The association of HSV-2 with abnormal cytology was modest compared with that of HPV . While HSV-2 may cooperate with HPV, its effects appear to be indirect, indicating that HSV-2 is not a significant risk-factor for cervical carcinoma [6,9], in contrast with the association between HSV-1 and CIN in HPV-positive women . Abnormal cytology was more prominent in women with HPV-16 and mixed HR/HR HPV, C. trachomatis and HSV-1 infection. While HSV-1 and HSV-2 are associated commonly with labial and genital lesions , concomitant HSV-1 infection may exert a protective role in HSV-2-infected individuals . In contrast, it has also been suggested that HSV-2 induces CIN, which becomes more pronounced with HPV infection .
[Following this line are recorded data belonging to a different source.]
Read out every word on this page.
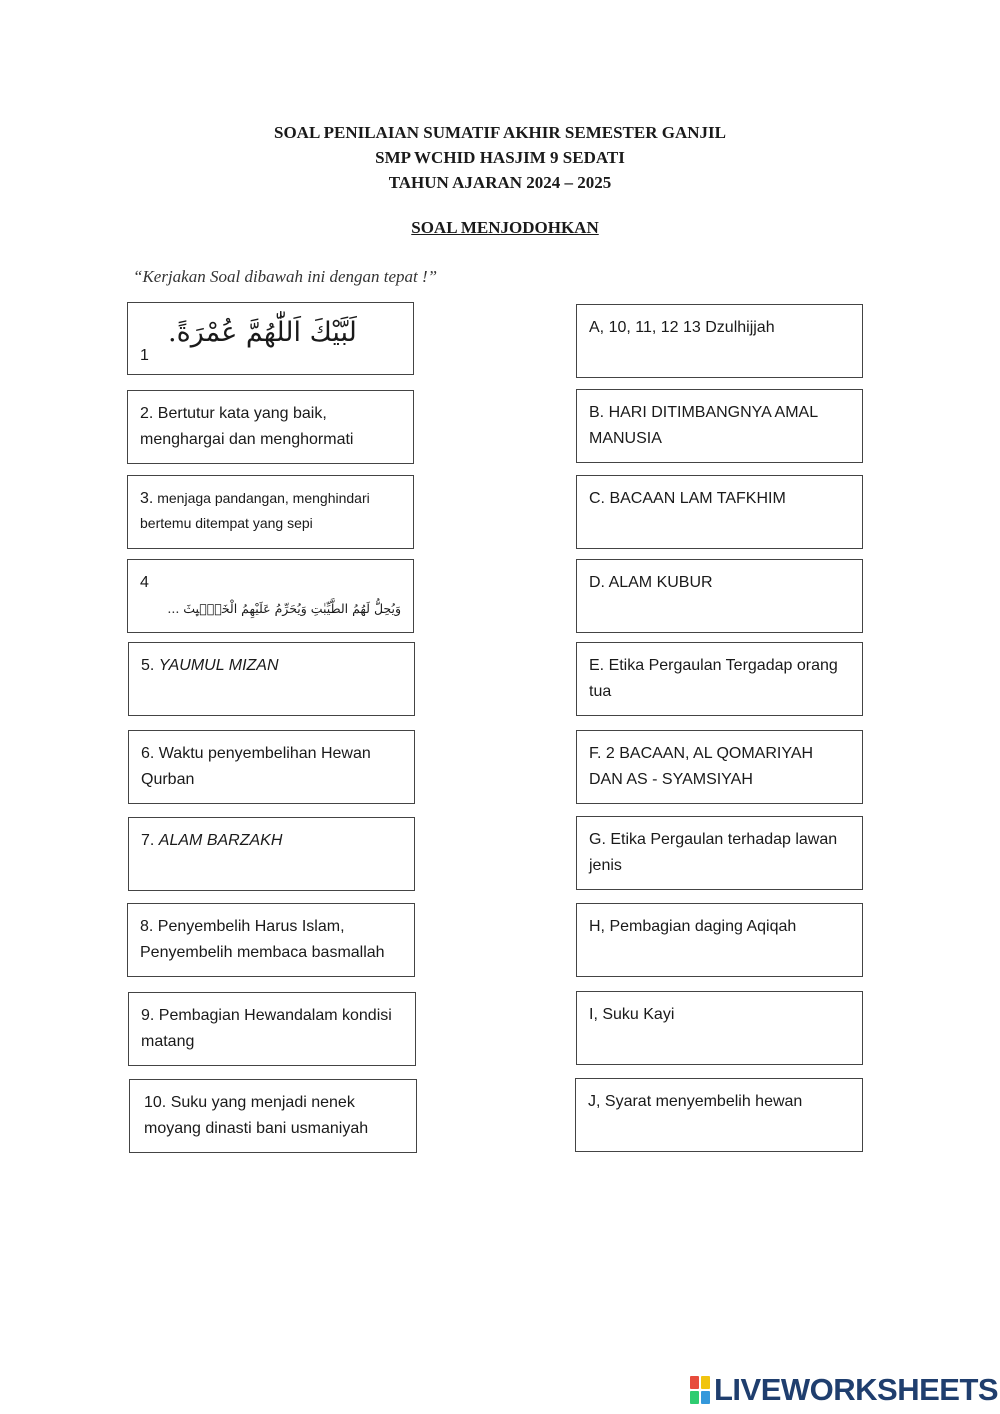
SOAL PENILAIAN SUMATIF AKHIR SEMESTER GANJIL
SMP WCHID HASJIM 9 SEDATI
TAHUN AJARAN 2024 – 2025
SOAL MENJODOHKAN
“Kerjakan Soal dibawah ini dengan tepat !”
لَبَّيْكَ اَللّٰهُمَّ عُمْرَةً.
1
2. Bertutur kata yang baik, menghargai dan menghormati
3. menjaga pandangan, menghindari bertemu ditempat yang sepi
4
وَيُحِلُّ لَهُمُ الطَّيِّبٰتِ وَيُحَرِّمُ عَلَيْهِمُ الْخَبٰۤىِٕثَ ...
5. YAUMUL MIZAN
6. Waktu penyembelihan Hewan Qurban
7. ALAM BARZAKH
8. Penyembelih Harus Islam, Penyembelih membaca basmallah
9. Pembagian Hewandalam kondisi matang
10. Suku yang menjadi nenek moyang dinasti bani usmaniyah
A, 10, 11, 12 13 Dzulhijjah
B. HARI DITIMBANGNYA AMAL MANUSIA
C. BACAAN LAM TAFKHIM
D. ALAM KUBUR
E. Etika Pergaulan Tergadap orang tua
F. 2 BACAAN, AL QOMARIYAH DAN AS - SYAMSIYAH
G. Etika Pergaulan terhadap lawan jenis
H, Pembagian daging Aqiqah
I, Suku Kayi
J, Syarat menyembelih hewan
LIVEWORKSHEETS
HPV-positive women harbouring HSV-1, or both HSV-1 and HSV-2, were more likely to have a positive Pap smear than HSV-2-positive patients, suggesting that HSV-2 acts by cross-immunising against HSV-1 , and/or by inhibiting HPV expression. Abnormal cytology was also significantly higher in patients infected with HR/HR than in those infected with HR/LR genotypes, suggesting that the timing of these infections was crucial in precipitating abnormal cytology, and that infection with an LR genotype may facilitate development of cell-mediated immunity. C. trachomatis was a risk-factor for HPV persistence , and may act as a co-factor with HPV in precipitating abnormal cytology by inducing expression of pro-inflammatory mediators , altering cell-to-cell adhesion, and affecting cellular differentiation . The results of the present study are in agreement with studies that linked C. trachomatis with cervical neoplasia after controlling for HPV, but contradict others that found no association between C. trachomatis and low-grade CIN in HPV-adjusted analyses. Accurate determination of HPV and other co-infections in relation to cervical cancer is of relevance in assessing the role of these sexually transmitted infections in cervical diseases.